Was Mullah Omar, the reclusive leader of the Taliban of Afghanistan, present?

Maybe it was just a group of cousins and some informant to the CIA had a grudge against them.

It would not be the first time that has happened.

What is significant in this case and what we know for sure is that more than one dozen villagers, many of them women and children, died.

America's image in Pakistan got trashed again too.

One hundred days ago today, when a massive and devastating earthquake struck Kashmir and northern Pakistan, U.S. soldiers, the United States Agency for International Development (USAID) and American aid workers rushed to the rescue.

Their work helped tens of thousands of people here, and in doing so, changed the generally low view many Pakistanis held of the American people.

"I see those helicopters flying over my house every day and I am really touched," a Pakistani friend told me. "It is an amazing thing your country has done here."

But with one air strike -- and 13 villagers dead -- all that goodwill is gone again. There have been anti-U.S. protests in cities across the country. U.S. citizens living here have been warned by the embassy to keep a low profile.

Pakistan may have a large extremist population, but it is important Americans understand that as reporter here you find that the majority of people in this country are moderate and want peace with America and Europe.
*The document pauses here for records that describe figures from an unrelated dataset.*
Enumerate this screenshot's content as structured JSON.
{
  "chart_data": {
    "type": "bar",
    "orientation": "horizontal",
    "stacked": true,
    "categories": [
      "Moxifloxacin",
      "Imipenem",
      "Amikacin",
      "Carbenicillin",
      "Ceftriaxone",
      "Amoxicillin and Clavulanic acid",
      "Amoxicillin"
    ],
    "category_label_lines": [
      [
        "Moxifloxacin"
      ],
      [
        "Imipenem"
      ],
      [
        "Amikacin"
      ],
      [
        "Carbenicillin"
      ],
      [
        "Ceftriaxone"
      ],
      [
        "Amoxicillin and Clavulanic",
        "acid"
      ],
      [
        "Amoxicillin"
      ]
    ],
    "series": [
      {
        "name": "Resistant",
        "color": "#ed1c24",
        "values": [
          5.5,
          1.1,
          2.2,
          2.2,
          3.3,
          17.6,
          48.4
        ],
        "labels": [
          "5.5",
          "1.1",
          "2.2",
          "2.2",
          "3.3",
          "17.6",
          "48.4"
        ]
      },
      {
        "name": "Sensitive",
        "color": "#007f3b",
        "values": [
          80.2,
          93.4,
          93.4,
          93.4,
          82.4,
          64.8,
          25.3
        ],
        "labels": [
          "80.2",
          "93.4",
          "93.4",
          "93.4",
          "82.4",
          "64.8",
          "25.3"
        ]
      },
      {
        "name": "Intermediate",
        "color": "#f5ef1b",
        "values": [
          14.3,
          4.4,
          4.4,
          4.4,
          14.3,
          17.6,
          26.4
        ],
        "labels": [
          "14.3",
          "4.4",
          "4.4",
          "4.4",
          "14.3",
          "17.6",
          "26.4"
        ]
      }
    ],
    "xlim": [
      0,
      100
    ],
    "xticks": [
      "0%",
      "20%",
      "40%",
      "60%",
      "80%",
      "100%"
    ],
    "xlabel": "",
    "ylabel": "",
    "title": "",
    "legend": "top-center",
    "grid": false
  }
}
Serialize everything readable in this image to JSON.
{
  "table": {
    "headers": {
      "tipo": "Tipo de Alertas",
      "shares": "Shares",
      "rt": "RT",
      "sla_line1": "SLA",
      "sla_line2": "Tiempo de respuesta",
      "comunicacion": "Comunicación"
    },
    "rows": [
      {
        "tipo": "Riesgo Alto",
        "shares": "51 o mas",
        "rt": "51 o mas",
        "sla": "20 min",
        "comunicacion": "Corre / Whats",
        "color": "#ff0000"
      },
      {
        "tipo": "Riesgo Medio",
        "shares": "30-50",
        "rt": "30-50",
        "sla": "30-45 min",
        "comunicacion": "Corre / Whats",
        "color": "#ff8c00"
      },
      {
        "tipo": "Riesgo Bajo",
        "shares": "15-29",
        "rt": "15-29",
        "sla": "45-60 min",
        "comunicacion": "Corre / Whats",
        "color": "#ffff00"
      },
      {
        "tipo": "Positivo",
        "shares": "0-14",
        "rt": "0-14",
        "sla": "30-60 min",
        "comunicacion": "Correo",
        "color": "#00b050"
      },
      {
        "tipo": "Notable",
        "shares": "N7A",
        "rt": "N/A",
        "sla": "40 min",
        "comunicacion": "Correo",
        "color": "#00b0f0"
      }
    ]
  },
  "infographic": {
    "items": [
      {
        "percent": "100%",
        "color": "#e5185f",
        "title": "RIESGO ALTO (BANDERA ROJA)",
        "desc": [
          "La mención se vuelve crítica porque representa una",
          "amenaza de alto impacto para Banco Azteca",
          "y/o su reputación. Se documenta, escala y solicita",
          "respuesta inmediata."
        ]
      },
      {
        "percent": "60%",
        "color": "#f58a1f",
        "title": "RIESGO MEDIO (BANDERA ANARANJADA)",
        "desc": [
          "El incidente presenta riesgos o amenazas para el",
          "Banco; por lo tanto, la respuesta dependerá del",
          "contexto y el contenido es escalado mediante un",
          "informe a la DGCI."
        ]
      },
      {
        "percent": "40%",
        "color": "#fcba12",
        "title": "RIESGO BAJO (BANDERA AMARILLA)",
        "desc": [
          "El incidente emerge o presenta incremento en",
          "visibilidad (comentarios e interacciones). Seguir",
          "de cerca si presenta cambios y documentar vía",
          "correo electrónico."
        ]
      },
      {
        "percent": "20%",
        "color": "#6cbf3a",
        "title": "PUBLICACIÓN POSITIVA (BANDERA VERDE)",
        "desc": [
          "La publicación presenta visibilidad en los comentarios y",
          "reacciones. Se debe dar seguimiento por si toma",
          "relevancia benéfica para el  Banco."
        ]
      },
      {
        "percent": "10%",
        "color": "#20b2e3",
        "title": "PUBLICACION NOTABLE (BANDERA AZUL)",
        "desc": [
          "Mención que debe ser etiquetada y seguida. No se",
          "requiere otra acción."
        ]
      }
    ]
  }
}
Quietly, they agree with government efforts to rid the tribal belt of terrorists -- but not like this.

I hope, as we in the media try and muddle through the shreds of information available to us, that we can prove there was a point to the recent strike. I hope it does not turn out that three homes reduced to rubble and 13 lives snuffed out were no more than collateral damage.

I hope, I guess, that the U.S. government's information, in this case, was better than ours.